In the aeronautics division, a project designed to test and develop a new generation of hybrid electric-powered aircraft is being phased out, according to staff. Other aeronautical projects have been reduced in scope.
Astrophysics, planetary science and solar sciences are also in limbo, although some projects that were told in July to prepare “contingency closeout” plans — such as the Osiris-Apex mission studying an asteroid passing close to Earth in 2029 — have secured funding for the immediate future.
The cuts have hit NASA headquarters hard. The Office of the Chief Scientist; the Office of Technology, Policy and Strategy; and the Diversity, Equity, Inclusion, and Accessibility branch in the Office of Diversity and Equal Opportunity, have been shuttered.
Beyond Washington, NASA’s Jet Propulsion Laboratory in California, home to much Mars and Earth science research, laid off 550 people in October as part of the agency reorganization. Its director stepped down in June.
Perhaps the largest cuts have occurred at NASA Goddard in Maryland, home to “the nation’s largest organization of scientists, engineers, and technologists,” according to its website. If the president’s budget is followed completely, the center could lose about half of its civil workers.
Goddard’s director, who was previously at Ball Aerospace, left abruptly on Aug. 1 without a clear explanation.
Morale among employees is the lowest anyone can remember, staff said.

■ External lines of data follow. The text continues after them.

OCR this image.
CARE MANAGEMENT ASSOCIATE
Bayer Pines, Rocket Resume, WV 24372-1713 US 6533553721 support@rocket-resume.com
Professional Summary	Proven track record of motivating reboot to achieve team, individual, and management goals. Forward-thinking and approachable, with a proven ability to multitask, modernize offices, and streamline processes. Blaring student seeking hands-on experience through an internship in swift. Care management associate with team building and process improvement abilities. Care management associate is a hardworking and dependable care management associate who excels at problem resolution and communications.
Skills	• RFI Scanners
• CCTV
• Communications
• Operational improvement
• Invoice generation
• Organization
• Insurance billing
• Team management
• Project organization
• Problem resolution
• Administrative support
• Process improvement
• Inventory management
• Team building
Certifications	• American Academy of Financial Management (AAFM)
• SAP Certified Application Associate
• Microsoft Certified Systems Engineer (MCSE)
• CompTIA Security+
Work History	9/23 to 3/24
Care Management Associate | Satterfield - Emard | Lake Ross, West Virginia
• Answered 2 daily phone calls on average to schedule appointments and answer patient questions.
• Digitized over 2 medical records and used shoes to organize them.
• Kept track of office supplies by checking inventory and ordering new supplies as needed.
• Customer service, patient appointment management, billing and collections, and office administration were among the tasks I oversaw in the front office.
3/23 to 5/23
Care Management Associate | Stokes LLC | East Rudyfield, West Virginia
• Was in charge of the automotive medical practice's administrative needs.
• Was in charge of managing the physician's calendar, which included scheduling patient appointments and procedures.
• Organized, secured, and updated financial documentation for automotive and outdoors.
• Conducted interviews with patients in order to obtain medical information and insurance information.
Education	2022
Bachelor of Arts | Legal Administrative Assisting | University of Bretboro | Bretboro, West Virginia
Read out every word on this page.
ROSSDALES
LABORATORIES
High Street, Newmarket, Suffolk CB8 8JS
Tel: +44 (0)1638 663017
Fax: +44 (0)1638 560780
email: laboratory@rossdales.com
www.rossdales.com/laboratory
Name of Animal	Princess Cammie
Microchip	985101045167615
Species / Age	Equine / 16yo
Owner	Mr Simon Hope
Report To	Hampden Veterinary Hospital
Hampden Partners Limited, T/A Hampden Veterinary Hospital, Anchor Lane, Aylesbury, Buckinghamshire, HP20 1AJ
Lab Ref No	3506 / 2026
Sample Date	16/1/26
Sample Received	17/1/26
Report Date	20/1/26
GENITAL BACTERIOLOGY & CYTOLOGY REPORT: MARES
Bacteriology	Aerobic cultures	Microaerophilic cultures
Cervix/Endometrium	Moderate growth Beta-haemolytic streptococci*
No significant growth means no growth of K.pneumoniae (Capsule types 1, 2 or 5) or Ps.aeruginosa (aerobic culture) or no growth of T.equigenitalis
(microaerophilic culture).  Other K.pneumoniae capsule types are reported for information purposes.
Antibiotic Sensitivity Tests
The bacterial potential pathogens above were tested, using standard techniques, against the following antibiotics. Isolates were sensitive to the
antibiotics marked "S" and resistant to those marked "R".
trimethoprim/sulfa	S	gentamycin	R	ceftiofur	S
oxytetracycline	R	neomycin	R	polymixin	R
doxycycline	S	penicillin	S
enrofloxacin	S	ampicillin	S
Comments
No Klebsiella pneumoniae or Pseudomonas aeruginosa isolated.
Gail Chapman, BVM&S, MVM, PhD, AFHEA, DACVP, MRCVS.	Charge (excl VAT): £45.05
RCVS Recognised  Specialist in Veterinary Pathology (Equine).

One Goddard employee expressed feeling a sort of survivor’s guilt for colleagues in Earth sciences and other affected areas.
Goddard’s physical campus is expected to contract by March to save money, closing numerous engineering labs, a key science building that houses solar research, maintenance shops, the only full cafeteria and an on-site child development center for employees.
Stevens, the NASA spokesperson, said 40 percent of office space at Goddard was vacant after people took the voluntary separation programs, but the agency was still paying to maintain the space. She said a plan to consolidate the center’s buildings was also approved years ago.
But employees say the building moves are happening on a hastier timeline — months instead of years — and putting flight hardware and labs at risk.
“We heard a story about someone who had to go dumpster diving and only got back some of their stuff because others took it upon themselves to frantically get rid of everything,” said a memo written by and circulated among employees.
The changes at NASA are coming at a time when the entire space industry is changing. Commercial spaceflight and satellites have boomed in recent years, raising questions about how NASA might redefine its role, said Scott Pace, a space policy expert at George Washington University’s Elliott School of International Affairs.
“A lot of the skills we’ve had in the past [at NASA], that’s not what we need now,” Pace said. “We do need other skills to integrate, oversee, manage and architect commercial and international and government partners to do exploration and science.”
But NASA staff, he said, need clearer direction, informed by realistic expectations about what work can reasonably be picked up by the private sector or academia.
The newly renominated Isaacman has proposed sending astronauts into space more frequently, adding more science missions in more cost-effective ways and partnering with commercial vendors, for instance. He wrote on X on Tuesday that his plan “never favored any one vendor, never recommended closing centers, or directed the cancellation of programs before objectives were achieved.”
“The plan valued human exploration as much as scientific discovery,” he said.